Two men walk from the left of the piazza carrying a large bag that I assume contains a double bass, not a body surely, although the bag is big enough.
A woman in a short blue dress with very long brown hair has been standing in the centre of the piazza in front of her old black bicycle (with a wicker basket naturally). The two men stop behind this self-aware and photogenic ensemble, exchange glances with each other and walk slowly in a circle around her. She pays no attention.
There is a pair of very large fountains in the piazza, they are composed from enormous marble rings, each containing a vast Roman bath and a 16th century single fountain with a sort of Fleur de Lys shape. To the side of the left hand fountain, a family with their back to the water feature is admiring a small, new, grey Fiat.
A man in a blue shirt, an almost identical colour but different pattern to the short blue skirt, cycles up to greet its wearer. They cycle off together towards the Campo dei Fiori, his bicycle has no basket.
A nun from Santa Birgittae comes out to water the palms. The headdress is a white affair that quarters the head to hold on the black cloth that billows down the shoulders. The white crisscross formation and encircling band (I think it is called a chaplet) looks like that protective headgear that front row forwards wear in rugby, I assume nuns don’t wear mouth guards as well.

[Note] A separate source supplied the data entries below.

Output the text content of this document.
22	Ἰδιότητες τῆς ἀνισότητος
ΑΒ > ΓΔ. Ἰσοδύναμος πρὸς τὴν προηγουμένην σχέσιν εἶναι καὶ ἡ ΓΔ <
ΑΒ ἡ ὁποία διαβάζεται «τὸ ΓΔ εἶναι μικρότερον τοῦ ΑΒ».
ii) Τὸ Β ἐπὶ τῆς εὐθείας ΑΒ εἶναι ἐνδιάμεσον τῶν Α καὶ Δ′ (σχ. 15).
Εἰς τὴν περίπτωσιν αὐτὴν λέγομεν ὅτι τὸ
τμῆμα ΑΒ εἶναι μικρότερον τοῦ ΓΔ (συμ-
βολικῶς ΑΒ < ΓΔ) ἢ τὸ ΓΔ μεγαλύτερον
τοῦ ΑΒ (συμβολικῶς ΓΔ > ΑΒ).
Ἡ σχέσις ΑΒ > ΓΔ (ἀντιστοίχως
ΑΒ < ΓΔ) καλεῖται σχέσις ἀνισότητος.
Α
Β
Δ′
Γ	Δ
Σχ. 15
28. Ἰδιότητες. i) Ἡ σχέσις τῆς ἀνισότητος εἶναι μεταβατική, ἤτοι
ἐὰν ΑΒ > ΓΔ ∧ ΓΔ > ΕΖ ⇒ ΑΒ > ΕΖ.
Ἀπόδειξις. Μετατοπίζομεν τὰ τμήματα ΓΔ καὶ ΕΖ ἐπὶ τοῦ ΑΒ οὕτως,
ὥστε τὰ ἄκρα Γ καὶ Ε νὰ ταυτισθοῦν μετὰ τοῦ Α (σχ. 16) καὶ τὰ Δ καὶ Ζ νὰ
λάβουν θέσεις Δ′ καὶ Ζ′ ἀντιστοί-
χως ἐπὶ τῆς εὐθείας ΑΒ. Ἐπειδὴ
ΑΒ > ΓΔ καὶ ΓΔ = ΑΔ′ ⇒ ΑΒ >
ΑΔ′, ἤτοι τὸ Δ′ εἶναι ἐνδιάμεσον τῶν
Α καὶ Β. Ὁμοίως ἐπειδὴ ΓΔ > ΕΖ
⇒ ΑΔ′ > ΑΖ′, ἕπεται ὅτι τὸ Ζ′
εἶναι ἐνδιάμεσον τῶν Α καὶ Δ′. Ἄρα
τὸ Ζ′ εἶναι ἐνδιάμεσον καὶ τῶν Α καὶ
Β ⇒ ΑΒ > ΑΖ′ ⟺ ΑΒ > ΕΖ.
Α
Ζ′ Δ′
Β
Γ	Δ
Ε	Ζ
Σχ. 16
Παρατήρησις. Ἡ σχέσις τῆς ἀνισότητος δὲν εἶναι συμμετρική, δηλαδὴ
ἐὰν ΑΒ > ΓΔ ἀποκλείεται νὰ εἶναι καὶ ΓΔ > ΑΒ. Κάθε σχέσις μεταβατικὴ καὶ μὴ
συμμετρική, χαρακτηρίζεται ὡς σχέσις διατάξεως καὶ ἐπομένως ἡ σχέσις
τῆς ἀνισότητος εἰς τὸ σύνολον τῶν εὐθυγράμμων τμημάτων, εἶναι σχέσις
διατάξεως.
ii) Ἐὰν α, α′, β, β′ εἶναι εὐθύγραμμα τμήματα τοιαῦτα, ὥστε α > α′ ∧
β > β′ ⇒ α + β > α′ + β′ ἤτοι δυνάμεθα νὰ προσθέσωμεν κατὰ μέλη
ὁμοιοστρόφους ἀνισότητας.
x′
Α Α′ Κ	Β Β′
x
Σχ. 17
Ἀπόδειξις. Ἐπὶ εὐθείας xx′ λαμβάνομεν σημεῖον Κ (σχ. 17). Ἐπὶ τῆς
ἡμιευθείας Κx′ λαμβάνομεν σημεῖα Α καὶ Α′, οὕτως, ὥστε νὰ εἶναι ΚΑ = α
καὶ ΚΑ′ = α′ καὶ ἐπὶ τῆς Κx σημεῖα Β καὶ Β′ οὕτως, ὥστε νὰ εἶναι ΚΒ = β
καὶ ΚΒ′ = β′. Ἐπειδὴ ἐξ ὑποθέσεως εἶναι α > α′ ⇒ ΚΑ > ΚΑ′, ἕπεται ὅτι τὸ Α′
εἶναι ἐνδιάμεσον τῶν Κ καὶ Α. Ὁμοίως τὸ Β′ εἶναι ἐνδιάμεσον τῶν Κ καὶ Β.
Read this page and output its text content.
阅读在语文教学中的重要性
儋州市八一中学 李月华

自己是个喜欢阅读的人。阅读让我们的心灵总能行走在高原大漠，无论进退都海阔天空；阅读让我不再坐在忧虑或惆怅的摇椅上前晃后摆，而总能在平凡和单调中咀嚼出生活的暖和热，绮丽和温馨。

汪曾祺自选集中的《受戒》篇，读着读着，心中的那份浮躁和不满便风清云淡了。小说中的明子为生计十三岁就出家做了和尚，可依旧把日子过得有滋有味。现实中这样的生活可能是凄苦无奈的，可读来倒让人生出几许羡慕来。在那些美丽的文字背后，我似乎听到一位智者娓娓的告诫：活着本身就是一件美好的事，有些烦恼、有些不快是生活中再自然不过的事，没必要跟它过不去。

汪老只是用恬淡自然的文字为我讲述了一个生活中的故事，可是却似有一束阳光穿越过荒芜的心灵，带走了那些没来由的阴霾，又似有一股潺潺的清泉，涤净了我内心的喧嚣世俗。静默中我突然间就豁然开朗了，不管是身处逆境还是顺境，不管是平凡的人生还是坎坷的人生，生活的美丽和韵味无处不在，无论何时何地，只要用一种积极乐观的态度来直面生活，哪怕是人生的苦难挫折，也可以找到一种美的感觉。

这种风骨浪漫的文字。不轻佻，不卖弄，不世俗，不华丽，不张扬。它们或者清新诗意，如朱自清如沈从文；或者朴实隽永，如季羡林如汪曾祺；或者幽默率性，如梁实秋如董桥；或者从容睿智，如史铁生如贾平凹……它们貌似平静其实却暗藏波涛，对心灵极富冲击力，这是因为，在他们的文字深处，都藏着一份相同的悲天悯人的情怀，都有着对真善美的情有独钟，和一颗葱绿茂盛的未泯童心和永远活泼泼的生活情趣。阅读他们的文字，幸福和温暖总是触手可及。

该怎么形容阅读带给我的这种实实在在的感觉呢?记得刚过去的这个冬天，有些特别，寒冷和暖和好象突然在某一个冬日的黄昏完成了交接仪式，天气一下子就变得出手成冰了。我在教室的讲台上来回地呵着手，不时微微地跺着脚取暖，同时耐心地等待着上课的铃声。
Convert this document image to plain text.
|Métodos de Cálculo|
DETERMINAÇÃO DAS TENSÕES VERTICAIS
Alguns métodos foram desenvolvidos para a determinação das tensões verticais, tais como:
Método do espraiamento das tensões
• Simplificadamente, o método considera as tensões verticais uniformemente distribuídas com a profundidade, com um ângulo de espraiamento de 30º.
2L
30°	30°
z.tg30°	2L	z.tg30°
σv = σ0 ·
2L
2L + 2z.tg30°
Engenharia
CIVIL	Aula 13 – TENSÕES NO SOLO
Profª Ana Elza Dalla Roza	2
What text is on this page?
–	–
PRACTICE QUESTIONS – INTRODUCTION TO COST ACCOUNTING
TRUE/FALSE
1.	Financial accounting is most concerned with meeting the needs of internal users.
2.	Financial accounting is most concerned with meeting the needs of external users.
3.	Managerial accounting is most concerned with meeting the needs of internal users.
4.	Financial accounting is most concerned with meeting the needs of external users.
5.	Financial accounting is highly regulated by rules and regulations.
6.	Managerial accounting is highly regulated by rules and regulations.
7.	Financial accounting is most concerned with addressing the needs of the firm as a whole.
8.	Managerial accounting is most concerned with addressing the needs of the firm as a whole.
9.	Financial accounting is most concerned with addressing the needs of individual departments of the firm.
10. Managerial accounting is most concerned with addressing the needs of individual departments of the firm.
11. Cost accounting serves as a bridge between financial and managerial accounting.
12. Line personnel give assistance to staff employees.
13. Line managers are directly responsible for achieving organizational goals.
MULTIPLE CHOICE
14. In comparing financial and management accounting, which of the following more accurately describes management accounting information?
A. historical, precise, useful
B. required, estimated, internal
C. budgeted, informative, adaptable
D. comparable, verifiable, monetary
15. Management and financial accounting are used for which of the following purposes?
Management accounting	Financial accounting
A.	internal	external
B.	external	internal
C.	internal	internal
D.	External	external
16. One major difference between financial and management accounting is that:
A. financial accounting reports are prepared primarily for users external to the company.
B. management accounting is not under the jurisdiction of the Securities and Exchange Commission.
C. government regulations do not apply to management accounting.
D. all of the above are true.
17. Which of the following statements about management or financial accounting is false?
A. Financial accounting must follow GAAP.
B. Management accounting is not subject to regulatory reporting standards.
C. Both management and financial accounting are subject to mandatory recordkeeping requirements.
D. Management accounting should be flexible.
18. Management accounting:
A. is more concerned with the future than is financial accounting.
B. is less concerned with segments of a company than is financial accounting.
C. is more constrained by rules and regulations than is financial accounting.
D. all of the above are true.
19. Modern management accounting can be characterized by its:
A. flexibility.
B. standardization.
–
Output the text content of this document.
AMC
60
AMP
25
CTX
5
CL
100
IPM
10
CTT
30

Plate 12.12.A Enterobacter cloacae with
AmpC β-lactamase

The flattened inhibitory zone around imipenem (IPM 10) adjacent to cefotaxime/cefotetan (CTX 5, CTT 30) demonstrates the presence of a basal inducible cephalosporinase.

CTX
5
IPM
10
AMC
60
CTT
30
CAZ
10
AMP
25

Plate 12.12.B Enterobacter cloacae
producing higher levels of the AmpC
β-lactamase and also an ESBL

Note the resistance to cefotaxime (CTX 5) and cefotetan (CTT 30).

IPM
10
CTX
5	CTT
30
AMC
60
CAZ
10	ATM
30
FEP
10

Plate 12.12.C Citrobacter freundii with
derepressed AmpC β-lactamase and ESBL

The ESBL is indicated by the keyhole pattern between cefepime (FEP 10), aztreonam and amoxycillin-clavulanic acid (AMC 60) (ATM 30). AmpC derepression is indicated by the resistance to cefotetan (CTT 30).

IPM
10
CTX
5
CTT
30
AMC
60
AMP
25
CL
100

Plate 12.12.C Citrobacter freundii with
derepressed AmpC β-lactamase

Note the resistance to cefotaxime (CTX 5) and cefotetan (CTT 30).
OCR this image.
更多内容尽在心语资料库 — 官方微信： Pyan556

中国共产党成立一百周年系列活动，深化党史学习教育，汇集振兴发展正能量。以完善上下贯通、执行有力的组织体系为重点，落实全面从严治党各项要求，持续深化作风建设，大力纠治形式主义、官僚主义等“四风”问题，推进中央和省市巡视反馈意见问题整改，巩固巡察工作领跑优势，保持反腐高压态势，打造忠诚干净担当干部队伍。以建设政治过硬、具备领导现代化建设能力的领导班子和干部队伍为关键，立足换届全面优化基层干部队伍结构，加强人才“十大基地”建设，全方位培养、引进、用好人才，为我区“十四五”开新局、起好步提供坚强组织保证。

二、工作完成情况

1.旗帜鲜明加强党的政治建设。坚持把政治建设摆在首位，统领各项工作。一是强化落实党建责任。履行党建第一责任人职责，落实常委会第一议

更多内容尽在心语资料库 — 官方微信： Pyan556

Two elderly nuns of a different order, (all white gowns, black headdress no head protection) are chatting up the soldiers. The nuns are enjoying themselves hugely. The soldiers (all body armour, beret and machine guns) are deeply embarrassed and keep looking at their boots and blushing. The nuns walk away smiling broadly, I’m sure the one with the stick would swish it in the air if she could.
There is a vigorous football game going on by the right hand fountain. Two boys have taken the space between a lamppost and their bicycles to make a goal. The goalkeeper certainly needs the practice, his net is the very expensive wine bar. The ball keeps banging against the elegant planters that mark the entrance; this is not going down well.